What woke me up to the amazing nature of welding was watching how the company made the rotors that are at the heart of its turbines. These are automated processes that are unique to this Swiss company, and they are impressive.

Depending on the size of the turbine, Alstom uses six to 12 castings that range in size from 3.28 ft. (1 meter) in diameter to more than 8-ft. (2.5 meters) in diameter to build its rotor bodies. The castings are thick-walled drums ranging from 3 ft. to 8 ft. in length, and with walls that are about 4 in. (100 mm) at their thinnest cross sections. (Just a quick disclaimer: all of these dimensional measurements are approximate.) The drums are made of high strength steel, and the factory produces out more than 200 turbines a year, for which it processes more than 8,000 tons of steel.

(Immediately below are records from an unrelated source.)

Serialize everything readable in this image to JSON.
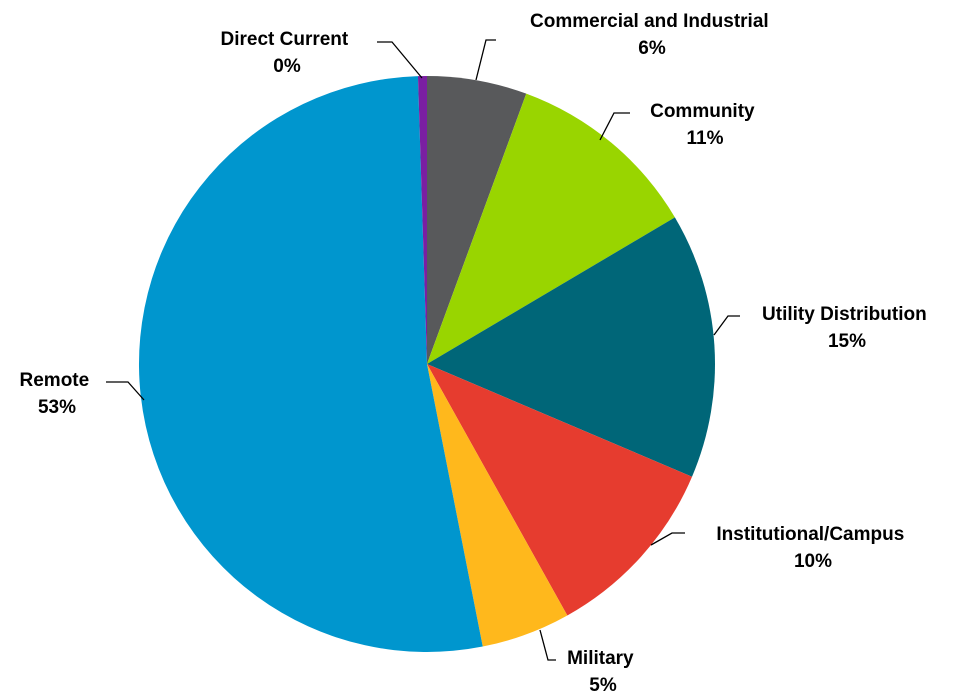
{
  "chart_data": {
    "type": "pie",
    "title": "",
    "slices": [
      {
        "name": "Commercial and Industrial",
        "value": 5.6,
        "label": "6%",
        "color": "#58595b"
      },
      {
        "name": "Community",
        "value": 10.9,
        "label": "11%",
        "color": "#99d500"
      },
      {
        "name": "Utility Distribution",
        "value": 14.9,
        "label": "15%",
        "color": "#006678"
      },
      {
        "name": "Institutional/Campus",
        "value": 10.5,
        "label": "10%",
        "color": "#e63c2f"
      },
      {
        "name": "Military",
        "value": 5.0,
        "label": "5%",
        "color": "#ffb81c"
      },
      {
        "name": "Remote",
        "value": 52.6,
        "label": "53%",
        "color": "#0096ce"
      },
      {
        "name": "Direct Current",
        "value": 0.5,
        "label": "0%",
        "color": "#7a1fa2"
      }
    ]
  }
}
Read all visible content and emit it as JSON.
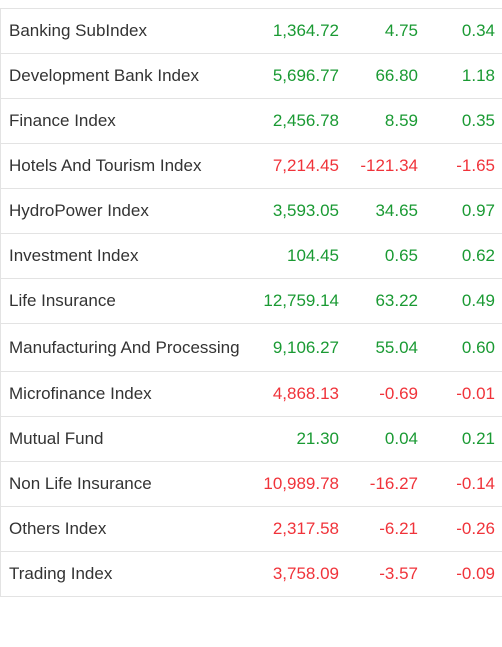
{
  "colors": {
    "up": "#1a9a33",
    "down": "#f0333a",
    "text": "#333333",
    "border": "#e3e3e3"
  },
  "rows": [
    {
      "name": "Banking SubIndex",
      "value": "1,364.72",
      "change": "4.75",
      "percent": "0.34",
      "direction": "up"
    },
    {
      "name": "Development Bank Index",
      "value": "5,696.77",
      "change": "66.80",
      "percent": "1.18",
      "direction": "up"
    },
    {
      "name": "Finance Index",
      "value": "2,456.78",
      "change": "8.59",
      "percent": "0.35",
      "direction": "up"
    },
    {
      "name": "Hotels And Tourism Index",
      "value": "7,214.45",
      "change": "-121.34",
      "percent": "-1.65",
      "direction": "down"
    },
    {
      "name": "HydroPower Index",
      "value": "3,593.05",
      "change": "34.65",
      "percent": "0.97",
      "direction": "up"
    },
    {
      "name": "Investment Index",
      "value": "104.45",
      "change": "0.65",
      "percent": "0.62",
      "direction": "up"
    },
    {
      "name": "Life Insurance",
      "value": "12,759.14",
      "change": "63.22",
      "percent": "0.49",
      "direction": "up"
    },
    {
      "name": "Manufacturing And Processing",
      "value": "9,106.27",
      "change": "55.04",
      "percent": "0.60",
      "direction": "up"
    },
    {
      "name": "Microfinance Index",
      "value": "4,868.13",
      "change": "-0.69",
      "percent": "-0.01",
      "direction": "down"
    },
    {
      "name": "Mutual Fund",
      "value": "21.30",
      "change": "0.04",
      "percent": "0.21",
      "direction": "up"
    },
    {
      "name": "Non Life Insurance",
      "value": "10,989.78",
      "change": "-16.27",
      "percent": "-0.14",
      "direction": "down"
    },
    {
      "name": "Others Index",
      "value": "2,317.58",
      "change": "-6.21",
      "percent": "-0.26",
      "direction": "down"
    },
    {
      "name": "Trading Index",
      "value": "3,758.09",
      "change": "-3.57",
      "percent": "-0.09",
      "direction": "down"
    }
  ]
}
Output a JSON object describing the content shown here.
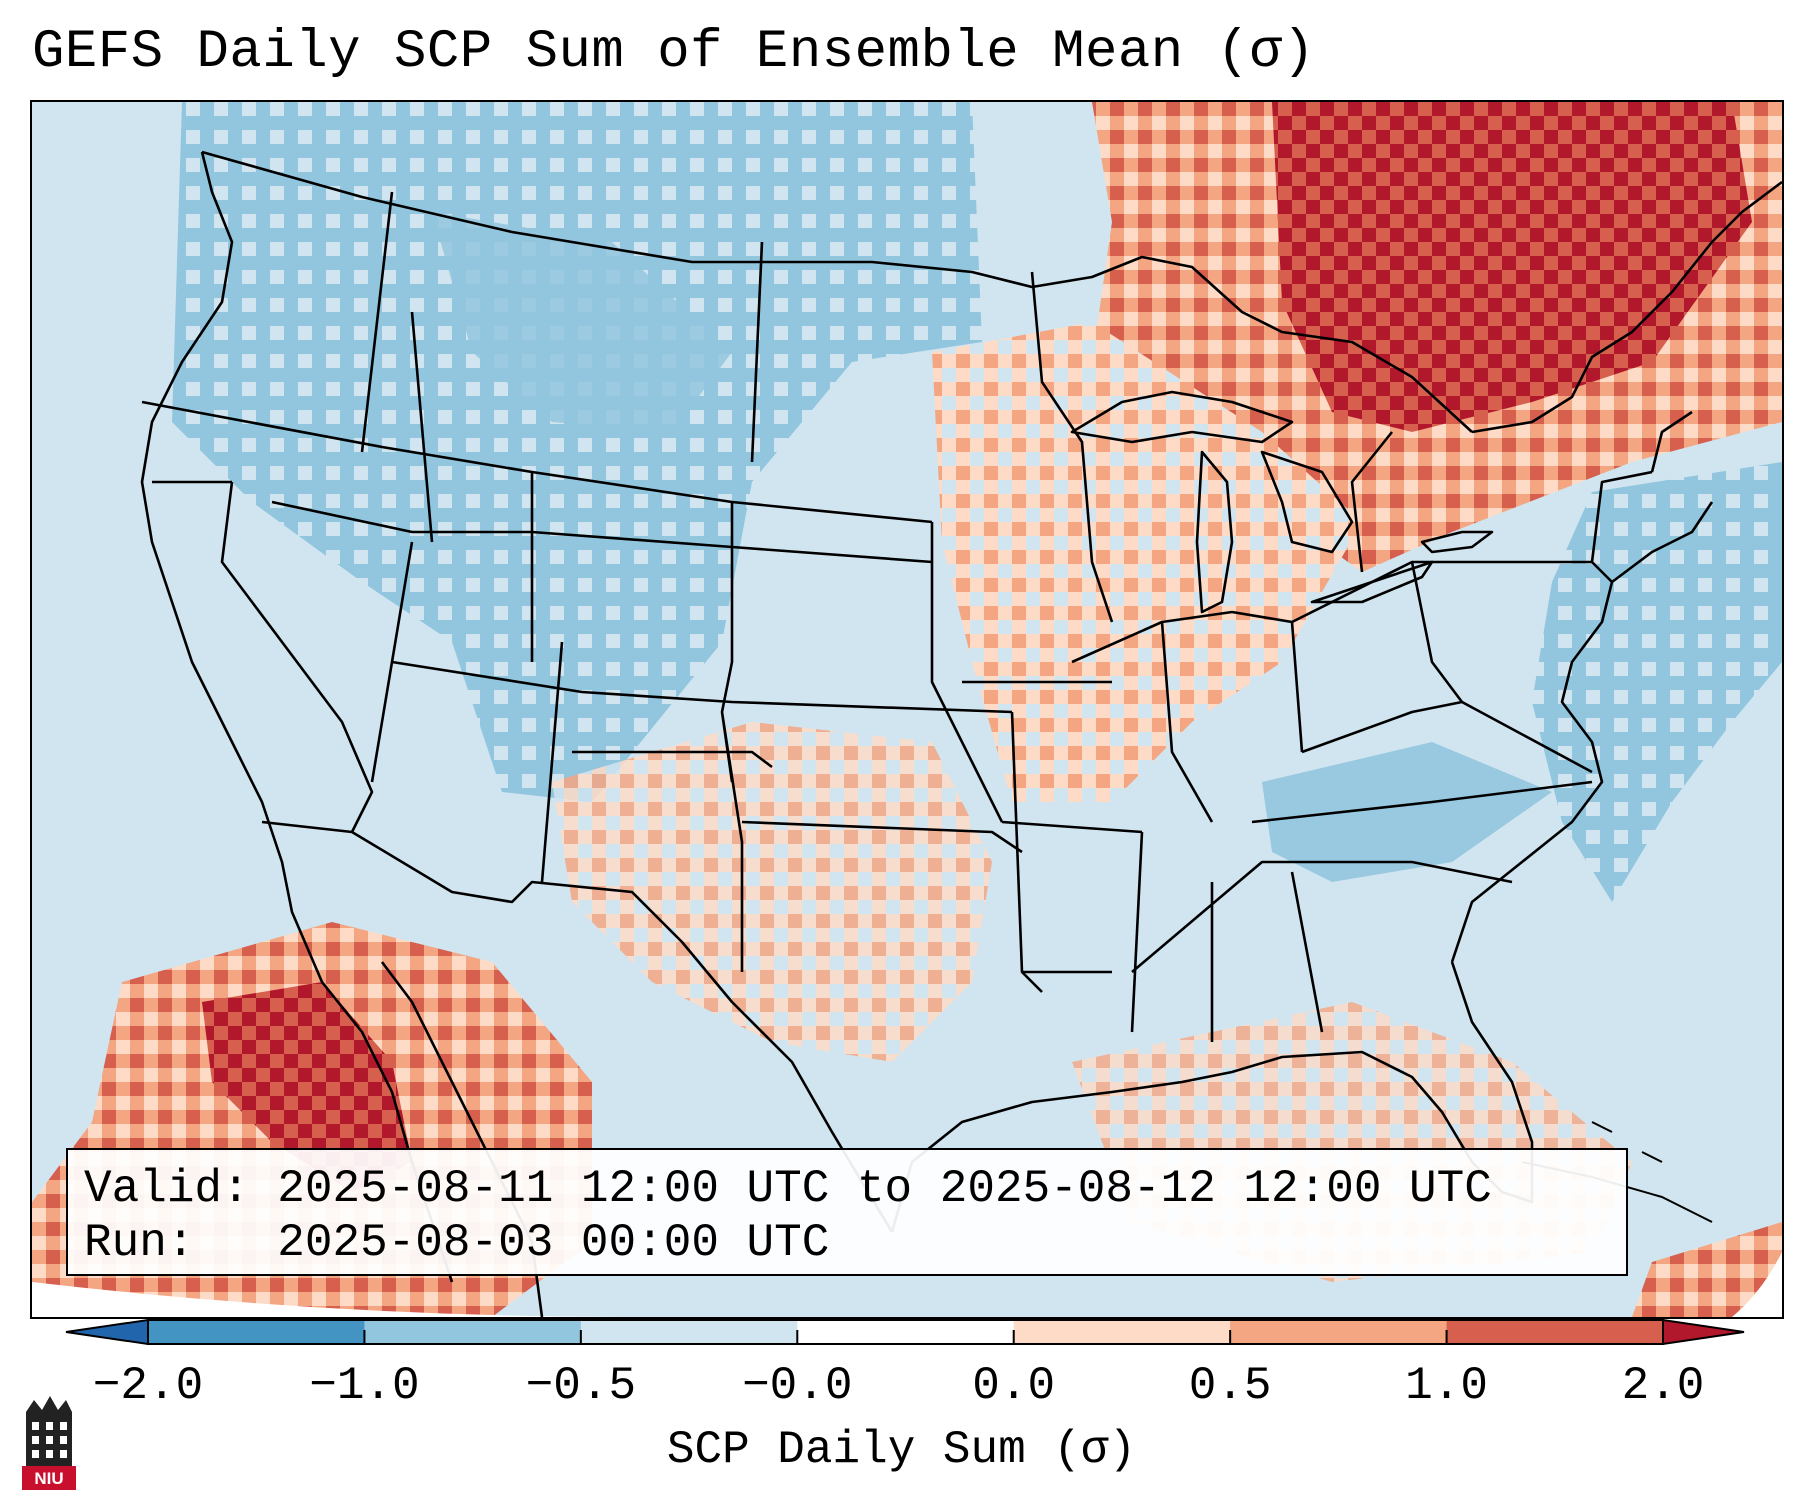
{
  "title": "GEFS Daily SCP Sum of Ensemble Mean (σ)",
  "info": {
    "valid_label": "Valid:",
    "valid_value": "2025-08-11 12:00 UTC to 2025-08-12 12:00 UTC",
    "run_label": "Run:",
    "run_value": "2025-08-03 00:00 UTC"
  },
  "colorbar": {
    "label": "SCP Daily Sum (σ)",
    "ticks": [
      "−2.0",
      "−1.0",
      "−0.5",
      "−0.0",
      "0.0",
      "0.5",
      "1.0",
      "2.0"
    ],
    "colors": [
      "#4393c3",
      "#92c5de",
      "#d1e5f0",
      "#ffffff",
      "#fddbc7",
      "#f4a582",
      "#d6604d",
      "#b2182b"
    ],
    "extend": "both"
  },
  "map": {
    "region": "Contiguous United States",
    "background_color": "#d1e5f0",
    "anomaly_regions": [
      {
        "name": "northeast-canada-strong-positive",
        "level": 2.0
      },
      {
        "name": "great-lakes-positive",
        "level": 1.0
      },
      {
        "name": "midwest-weak-positive",
        "level": 0.5
      },
      {
        "name": "mexico-southwest-positive",
        "level": 2.0
      },
      {
        "name": "northwest-negative",
        "level": -1.0
      },
      {
        "name": "atlantic-negative",
        "level": -1.0
      },
      {
        "name": "southern-plains-weak-positive",
        "level": 0.5
      }
    ]
  },
  "logo": {
    "text": "NIU"
  }
}
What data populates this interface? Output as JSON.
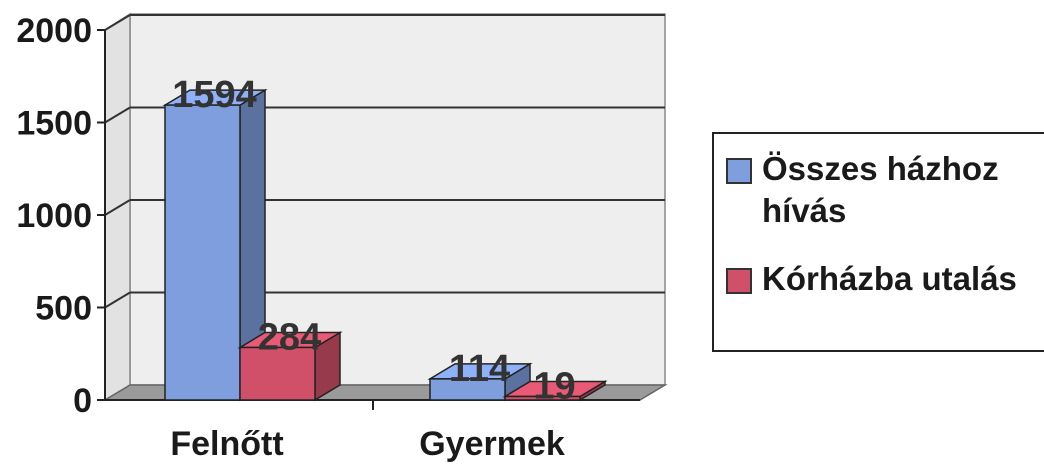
{
  "chart_data": {
    "type": "bar",
    "categories": [
      "Felnőtt",
      "Gyermek"
    ],
    "series": [
      {
        "name": "Összes házhoz hívás",
        "values": [
          1594,
          114
        ],
        "color": "#7f9ede"
      },
      {
        "name": "Kórházba utalás",
        "values": [
          284,
          19
        ],
        "color": "#d0506a"
      }
    ],
    "yticks": [
      "0",
      "500",
      "1000",
      "1500",
      "2000"
    ],
    "ylim": [
      0,
      2000
    ],
    "grid": true,
    "legend": "right"
  }
}
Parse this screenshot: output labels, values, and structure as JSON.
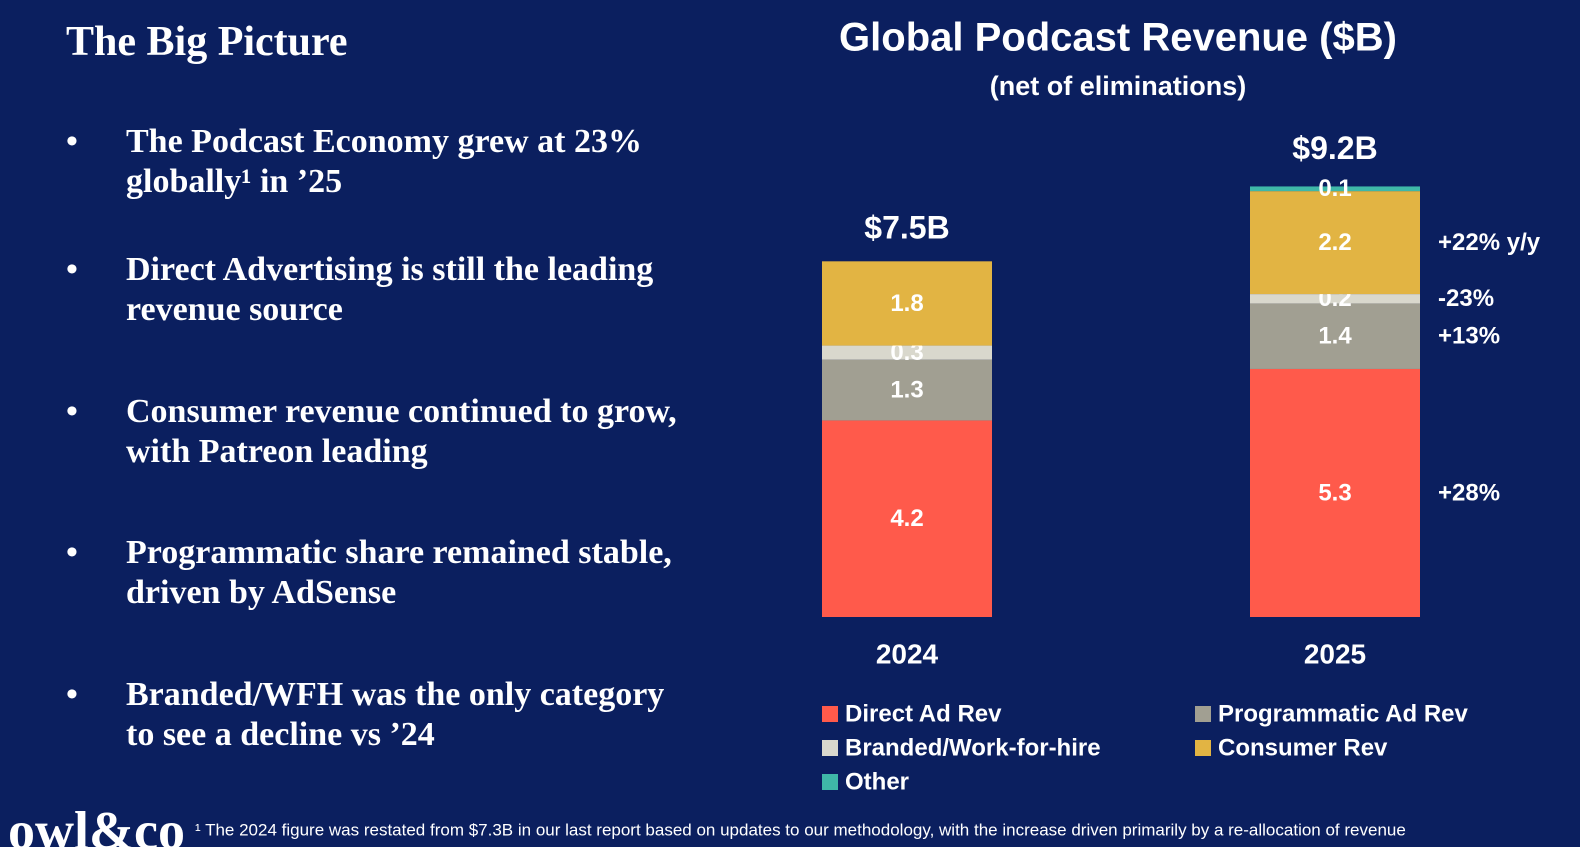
{
  "heading": "The Big Picture",
  "bullets": [
    "The Podcast Economy grew at 23% globally¹ in ’25",
    "Direct Advertising is still the leading revenue source",
    "Consumer revenue continued to grow, with Patreon leading",
    "Programmatic share remained stable, driven by AdSense",
    "Branded/WFH was the only category to see a decline vs ’24"
  ],
  "chart_data": {
    "type": "stacked-bar",
    "title": "Global Podcast Revenue ($B)",
    "subtitle": "(net of eliminations)",
    "categories": [
      "2024",
      "2025"
    ],
    "ylim": [
      0,
      10
    ],
    "totals": [
      {
        "value": 7.5,
        "label": "$7.5B"
      },
      {
        "value": 9.2,
        "label": "$9.2B"
      }
    ],
    "series": [
      {
        "name": "Direct Ad Rev",
        "color": "#ff5a4b",
        "values": [
          4.2,
          5.3
        ],
        "change": "+28%"
      },
      {
        "name": "Programmatic Ad Rev",
        "color": "#a19f92",
        "values": [
          1.3,
          1.4
        ],
        "change": "+13%"
      },
      {
        "name": "Branded/Work-for-hire",
        "color": "#d9d8cd",
        "values": [
          0.3,
          0.2
        ],
        "change": "-23%"
      },
      {
        "name": "Consumer Rev",
        "color": "#e2b443",
        "values": [
          1.8,
          2.2
        ],
        "change": "+22% y/y"
      },
      {
        "name": "Other",
        "color": "#3fb8a8",
        "values": [
          null,
          0.1
        ]
      }
    ],
    "legend": "bottom"
  },
  "footnote": "¹ The 2024 figure was restated from $7.3B in our last report based on updates to our methodology, with the increase driven primarily by a re-allocation of revenue",
  "logo": "owl&co"
}
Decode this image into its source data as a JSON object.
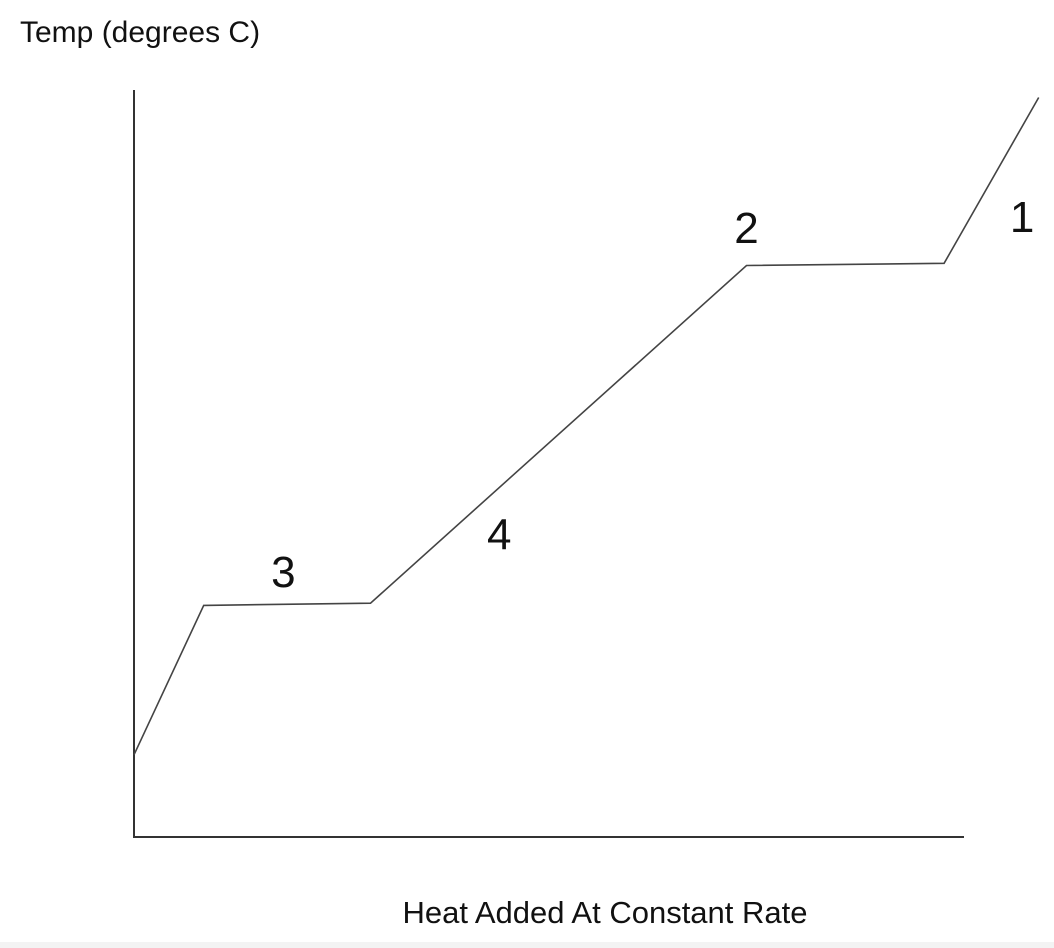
{
  "chart_data": {
    "type": "line",
    "title": "",
    "ylabel": "Temp (degrees C)",
    "xlabel": "Heat Added At Constant Rate",
    "grid": false,
    "legend": "none",
    "x": [
      0,
      0.084,
      0.285,
      0.738,
      0.976,
      1.09
    ],
    "y": [
      0.11,
      0.31,
      0.313,
      0.765,
      0.768,
      0.99
    ],
    "xlim": [
      0,
      1
    ],
    "ylim": [
      0,
      1
    ],
    "annotations": [
      {
        "text": "1",
        "x": 1.07,
        "y": 0.83
      },
      {
        "text": "2",
        "x": 0.738,
        "y": 0.815
      },
      {
        "text": "3",
        "x": 0.18,
        "y": 0.355
      },
      {
        "text": "4",
        "x": 0.44,
        "y": 0.405
      }
    ],
    "colors": {
      "line": "#444444",
      "axes": "#333333",
      "text": "#111111"
    }
  }
}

The cast drums then are assembled vertically — one rotor section placed atop another — and TIG welded together to form the rotor bodies. The weld that holds each section together is about 1-in. wide; the longest rotors are more than 72 feet (22 meters) long.

After the TIG process – which is, in effect, merely a tack weld – the assembled rotor bodies are wrapped in inductive heat blankets. They are still vertical, and they're pre-heated to a target temperature.

Once the pre-heating cycle is complete, the entire rotor body is carefully lifted, turned on its side, and installed into a lathe that holds it horizontally while the segments are fully welded together by a submerged welding process.

The rotors turn slowly in the lathe as the submerged arc welding process lays down nearly 8 in. (200 mm) of metal to complete the connection of the rotor segments. The processing of one rotor takes hours to complete.

Here is what amazed me: Those initial 1-in. wide TIG welds, that hold together the six to 12 segments, keep the entire rotor assembly together, with vertical and horizontal stability. The assembled rotor body can weigh as much as 450 tons, and those welds hardly seem robust enough to carry that weight. Yet Alstom relies on them while it lifts and lays the rotor bodies down, and as it turns the rotors in a lathe.

Later on, the completed welds are checked ultrasonically for integrity, and then are machined so that turbine blades can be installed. The turbines will spend years in service, producing electrical power.

Alstom says its welding construction for rotors has its origins as far back as 1929, and provides low-stress and lower weight rotors for its turbines.

The process is a remarkable use of welding, a process that, often times, can seem to be an ordinary practice.